While I agreed with most of the participants that harmful counterfeits should never be allowed by regulators, I disagreed on blanket condemnation of counterfeits that may hurt generics.

Such condemnation seeks to harmonise and strengthen the World Trade Organisation’s (WTO) intellectual property protection (IPP) regimes as part of the Trade Related Intellectual Property (TRIPs) Agreement between member nations.

Some academics, with Nagesh Kumar being a notable example, argue that TRIPs appears to undermine technological activity in the developing countries by choking the knowledge spillover from industrialised countries to developing countries.

Furthermore, the implementation of the provisions of the TRIPs Agreement threatens poor people’s access to, and affordability of, life-saving drugs by pushing up their prices.

This has been highlighted by the recent controversy regarding the availability of Aids drugs in South Africa.

In his paper, Intellectual Property Right, Technology and Economic Development Experiences of Asian Countries Kumar notes that the top 10 countries of the world account for as much as 84 per cent of global resources spent on R&D activity annually, control 94 per cent of technological output in terms of patents taken out in the US, and receive 91 per cent of technology of global cross-border royalties and technology licence fees.

He cautions that the concentration of these countries mostly in the North, has implications on strengthening the IPP regime and will further perpetuate their technological domination.

It must be noted that the rapid economic growth of East Asian Countries was due to their ability to imitate, absorb assimilate and replicate foreign innovations.

The soft intellectual property protection regime adopted by these countries during the time of duplicative imitation or reverse engineering played an important role in facilitating firm-level technological learning.

Many of the products that government seeks to protect locally have expired intellectual property. Making soap, for example, is not a science that can be overly protected by the State.

There are multiple recipes of making such products that are readily available online but new entrants face many barriers, including exorbitant regulatory fees.

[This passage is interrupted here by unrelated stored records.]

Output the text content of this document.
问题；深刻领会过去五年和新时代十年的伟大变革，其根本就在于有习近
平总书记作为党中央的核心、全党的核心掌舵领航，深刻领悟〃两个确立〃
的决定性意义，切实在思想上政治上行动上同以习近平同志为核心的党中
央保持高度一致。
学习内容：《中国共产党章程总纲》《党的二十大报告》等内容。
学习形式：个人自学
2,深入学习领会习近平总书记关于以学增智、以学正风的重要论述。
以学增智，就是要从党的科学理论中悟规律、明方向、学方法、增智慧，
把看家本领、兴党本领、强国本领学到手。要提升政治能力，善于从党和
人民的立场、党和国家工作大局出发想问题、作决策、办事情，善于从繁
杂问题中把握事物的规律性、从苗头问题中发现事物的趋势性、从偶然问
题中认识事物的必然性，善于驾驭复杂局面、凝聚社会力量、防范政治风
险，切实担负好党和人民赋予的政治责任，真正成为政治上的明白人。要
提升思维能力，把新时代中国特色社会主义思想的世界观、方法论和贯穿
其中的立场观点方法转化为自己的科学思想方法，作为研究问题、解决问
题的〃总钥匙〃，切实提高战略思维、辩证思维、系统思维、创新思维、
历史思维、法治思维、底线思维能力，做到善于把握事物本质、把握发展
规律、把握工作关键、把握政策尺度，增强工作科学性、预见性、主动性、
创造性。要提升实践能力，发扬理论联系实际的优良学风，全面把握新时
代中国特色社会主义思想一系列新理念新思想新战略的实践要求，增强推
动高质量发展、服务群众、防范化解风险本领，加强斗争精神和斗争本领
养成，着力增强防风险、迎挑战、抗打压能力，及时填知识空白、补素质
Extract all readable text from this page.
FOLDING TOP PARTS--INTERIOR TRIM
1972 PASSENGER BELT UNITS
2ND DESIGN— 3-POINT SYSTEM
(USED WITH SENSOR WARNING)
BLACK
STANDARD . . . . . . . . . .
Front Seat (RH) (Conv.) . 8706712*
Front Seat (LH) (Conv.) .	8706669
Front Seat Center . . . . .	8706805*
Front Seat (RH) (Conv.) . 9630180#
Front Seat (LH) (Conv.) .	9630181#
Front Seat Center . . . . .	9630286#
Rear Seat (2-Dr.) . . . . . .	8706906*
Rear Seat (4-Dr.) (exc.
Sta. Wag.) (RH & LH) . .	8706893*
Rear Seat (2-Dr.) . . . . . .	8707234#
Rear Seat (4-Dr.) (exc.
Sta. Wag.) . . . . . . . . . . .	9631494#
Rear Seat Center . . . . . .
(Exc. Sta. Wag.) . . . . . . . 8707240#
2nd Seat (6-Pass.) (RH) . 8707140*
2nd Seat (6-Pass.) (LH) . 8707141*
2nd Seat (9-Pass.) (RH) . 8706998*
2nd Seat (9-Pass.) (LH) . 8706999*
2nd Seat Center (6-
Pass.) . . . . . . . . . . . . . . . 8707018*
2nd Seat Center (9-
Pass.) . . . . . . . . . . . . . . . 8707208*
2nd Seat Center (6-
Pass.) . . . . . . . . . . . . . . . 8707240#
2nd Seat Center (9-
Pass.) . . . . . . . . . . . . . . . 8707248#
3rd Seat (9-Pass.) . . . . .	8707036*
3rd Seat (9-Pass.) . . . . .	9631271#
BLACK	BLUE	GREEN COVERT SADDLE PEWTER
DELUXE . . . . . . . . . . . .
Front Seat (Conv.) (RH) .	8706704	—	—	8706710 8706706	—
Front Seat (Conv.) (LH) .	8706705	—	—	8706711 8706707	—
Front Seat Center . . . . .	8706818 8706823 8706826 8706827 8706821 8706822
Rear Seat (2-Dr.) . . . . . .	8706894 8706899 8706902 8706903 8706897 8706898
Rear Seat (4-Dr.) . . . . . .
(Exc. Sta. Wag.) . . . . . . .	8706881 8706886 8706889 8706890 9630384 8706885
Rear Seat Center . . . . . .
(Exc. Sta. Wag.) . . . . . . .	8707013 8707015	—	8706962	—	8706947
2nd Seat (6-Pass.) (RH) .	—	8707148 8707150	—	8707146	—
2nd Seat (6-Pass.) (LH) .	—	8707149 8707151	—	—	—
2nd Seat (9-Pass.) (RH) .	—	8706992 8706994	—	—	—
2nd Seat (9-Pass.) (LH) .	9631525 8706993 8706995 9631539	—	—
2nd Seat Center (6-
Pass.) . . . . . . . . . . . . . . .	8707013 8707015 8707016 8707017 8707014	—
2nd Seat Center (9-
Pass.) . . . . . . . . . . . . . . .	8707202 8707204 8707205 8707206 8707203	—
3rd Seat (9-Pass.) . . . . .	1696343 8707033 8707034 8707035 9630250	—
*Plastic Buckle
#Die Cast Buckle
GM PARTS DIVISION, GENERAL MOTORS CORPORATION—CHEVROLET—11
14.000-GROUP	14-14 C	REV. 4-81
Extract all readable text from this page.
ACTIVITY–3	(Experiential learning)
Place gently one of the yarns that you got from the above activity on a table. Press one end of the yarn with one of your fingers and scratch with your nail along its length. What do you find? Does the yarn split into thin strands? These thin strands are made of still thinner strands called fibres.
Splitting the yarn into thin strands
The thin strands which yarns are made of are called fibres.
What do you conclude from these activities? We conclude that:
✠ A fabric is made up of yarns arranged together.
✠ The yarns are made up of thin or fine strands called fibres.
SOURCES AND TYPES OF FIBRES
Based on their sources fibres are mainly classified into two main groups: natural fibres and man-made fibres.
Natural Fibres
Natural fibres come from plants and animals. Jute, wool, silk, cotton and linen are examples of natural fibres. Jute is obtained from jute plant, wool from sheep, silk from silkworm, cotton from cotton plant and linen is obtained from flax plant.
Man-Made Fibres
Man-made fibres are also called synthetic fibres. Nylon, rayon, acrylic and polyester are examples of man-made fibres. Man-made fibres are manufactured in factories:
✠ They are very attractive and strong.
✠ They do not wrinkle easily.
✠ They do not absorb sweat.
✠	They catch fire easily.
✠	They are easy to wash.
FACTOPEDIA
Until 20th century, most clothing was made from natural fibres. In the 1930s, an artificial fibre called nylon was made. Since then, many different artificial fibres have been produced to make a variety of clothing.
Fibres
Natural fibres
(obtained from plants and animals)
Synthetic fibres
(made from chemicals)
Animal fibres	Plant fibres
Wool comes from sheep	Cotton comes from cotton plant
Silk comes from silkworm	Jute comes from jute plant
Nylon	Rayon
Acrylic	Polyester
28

The Government, however, must ensure locally produced soaps are safe.

The government should spend more time seeking to negotiate changes to IPR as a strategy to build firm-level capabilities to manufacture some of the items under licence locally, encourage foreign direct investment inflows and technology transfers and, more importantly, invest in research and development to improve indigenous products to international standards.

The crackdown on chan’gaa, for example, is misplaced and is perhaps responsible for the increasing production of lethal variants of the drink.

If the Government focused on ensuring quality of the product, it will save the lives of those who die from contaminated liquor.

We can at least learn from the past especially in America where the menace of bootlegging was effectively dealt with using proper regulation of production and consumption of liquor.

After all, this is a drink our ancestors enjoyed socially without loss of life.

Virtually all products sold in our streets are counterfeits from the Asian sub-continent. It therefore makes no sense to be hard on local imitators.

We get it wrong always when we fight creative minds. Instead we should nurture them and help them observe established safety standards in manufacturing.